Senator Gary Peters (D-Mich.), who supports the measure, noted that less than half of colleges have conducted sexual assault investigations within the last five years. "How can that be?" he said. "How can we have institutions that have not had one investigation on their campus?"

It's been a tough few months for fraternities.

This all comes at a time when fraternities don't look so good. Earlier this month, the Sigma Alpha Epilson (SAE) chapter at the University of Oklahoma made national headlines for chanting a racist song, which was reportedly taught on a cruise four years ago, resulting in two expulsions, a diversity initiative, a potential lawsuit from the fraternity itself, a damaged reputation to the academic institution, and a lot of hurt feelings. A week later, Penn State University came under fire after news surfaced that one of its fraternities ran a secret Facebook group that included nude or partially nude photos of women, some of whom were sleeping or passed out. 

It's a bad time to be a well-behaved fraternity member right now. ATTN: reached out to Kevin M. O'Neill, Deputy Global Managing Partner for Public Policy, Investigatory and Regulatory Solutions, and Pete Smithhisler, president and CEO of the North American Interfraternity Conference, for comment on why the initiative is focused on sexual assault specifically. We're still waiting to hear back. 

This takes place a couple months after Harvard University decided to open an Office for Sexual and Gender-Based Dispute Resolution to more aggressively handle student sexual assault claims. At the time of the office announcement in July, Harvard President Drew Faust said the change would "significantly enhance Harvard’s ability to address these [assault] incidents when they occur." After the new policy took effect in the fall, 28 members of the Harvard Law School Faculty expressed concern over its implications, calling it "overwhelmingly stacked against the accused." The faculty members took the policy to task for its vague notion of sexual misconduct and clearly favors the victims over the alleged attackers. The letter also attests Harvard's policy violates current legal principles "in the rush to appease certain federal administrative officials."

"We call on the university to withdraw this sexual harassment policy and begin the challenging project of carefully thinking through what substantive and procedural rules would best balance the complex issues involved in addressing sexual conduct and misconduct in our community," the letter states. "The goal must not be simply to go as far as possible in the direction of preventing anything that some might characterize as sexual harassment. The goal must instead be to fully address sexual harassment while at the same time protecting students against unfair and inappropriate discipline, honoring individual relationship autonomy, and maintaining the values of academic freedom."

Fraternities aren't the only ones at fault here.

As ATTN: reported last week, just a third of college presidents say sexual assault is prevalent on college campuses, and only six percent of those college presidents admit its a problem on their respective campuses.

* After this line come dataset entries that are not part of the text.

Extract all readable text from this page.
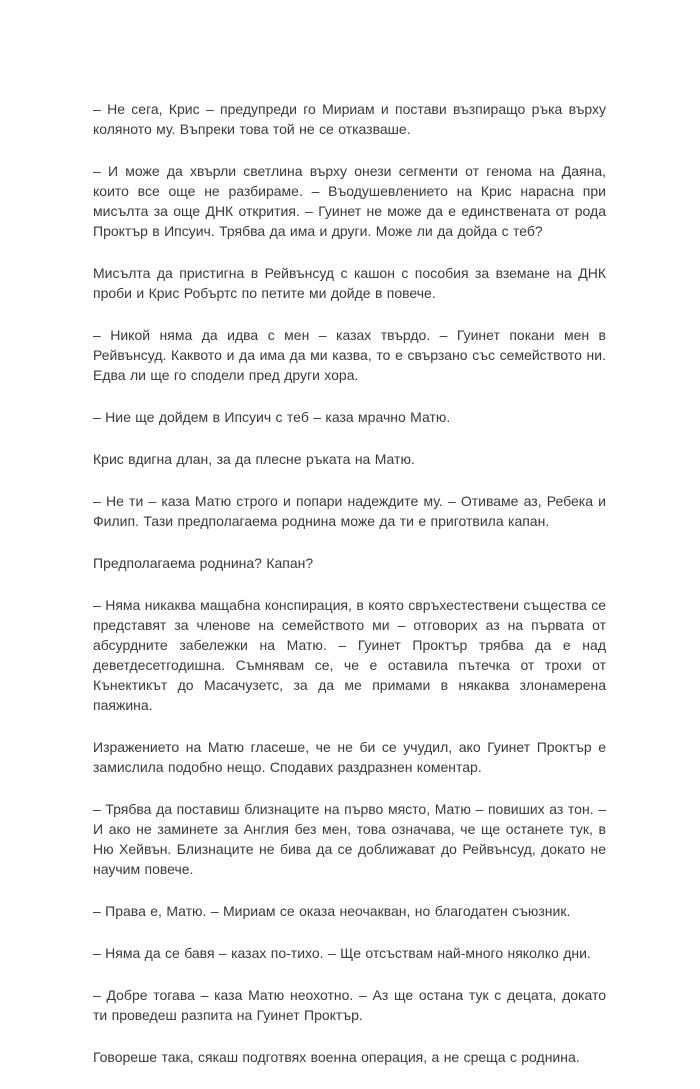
– Не сега, Крис – предупреди го Мириам и постави възпиращо ръка върху коляното му. Въпреки това той не се отказваше.

– И може да хвърли светлина върху онези сегменти от генома на Даяна, които все още не разбираме. – Въодушевлението на Крис нарасна при мисълта за още ДНК открития. – Гуинет не може да е единствената от рода Проктър в Ипсуич. Трябва да има и други. Може ли да дойда с теб?

Мисълта да пристигна в Рейвънсуд с кашон с пособия за вземане на ДНК проби и Крис Робъртс по петите ми дойде в повече.

– Никой няма да идва с мен – казах твърдо. – Гуинет покани мен в Рейвънсуд. Каквото и да има да ми казва, то е свързано със семейството ни. Едва ли ще го сподели пред други хора.

– Ние ще дойдем в Ипсуич с теб – каза мрачно Матю.

Крис вдигна длан, за да плесне ръката на Матю.

– Не ти – каза Матю строго и попари надеждите му. – Отиваме аз, Ребека и Филип. Тази предполагаема роднина може да ти е приготвила капан.

Предполагаема роднина? Капан?

– Няма никаква мащабна конспирация, в която свръхестествени същества се представят за членове на семейството ми – отговорих аз на първата от абсурдните забележки на Матю. – Гуинет Проктър трябва да е над деветдесетгодишна. Съмнявам се, че е оставила пътечка от трохи от Кънектикът до Масачузетс, за да ме примами в някаква злонамерена паяжина.

Изражението на Матю гласеше, че не би се учудил, ако Гуинет Проктър е замислила подобно нещо. Сподавих раздразнен коментар.

– Трябва да поставиш близнаците на първо място, Матю – повиших аз тон. – И ако не заминете за Англия без мен, това означава, че ще останете тук, в Ню Хейвън. Близнаците не бива да се доближават до Рейвънсуд, докато не научим повече.

– Права е, Матю. – Мириам се оказа неочакван, но благодатен съюзник.

– Няма да се бавя – казах по-тихо. – Ще отсъствам най-много няколко дни.

– Добре тогава – каза Матю неохотно. – Аз ще остана тук с децата, докато ти проведеш разпита на Гуинет Проктър.

Говореше така, сякаш подготвях военна операция, а не среща с роднина.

There may be many reasons for this mindset: sexual assault means bad publicity, and college presidents don't like that, especially if it results in fewer prospective student applications. University presidents could also be in the dark to a certain extent. Sexual assaults are often underreported because victims may feel shame or fear backlash for coming forward.

Regardless of the stance of college administrators, it's clear that this debate will continue in state governments and in Congress.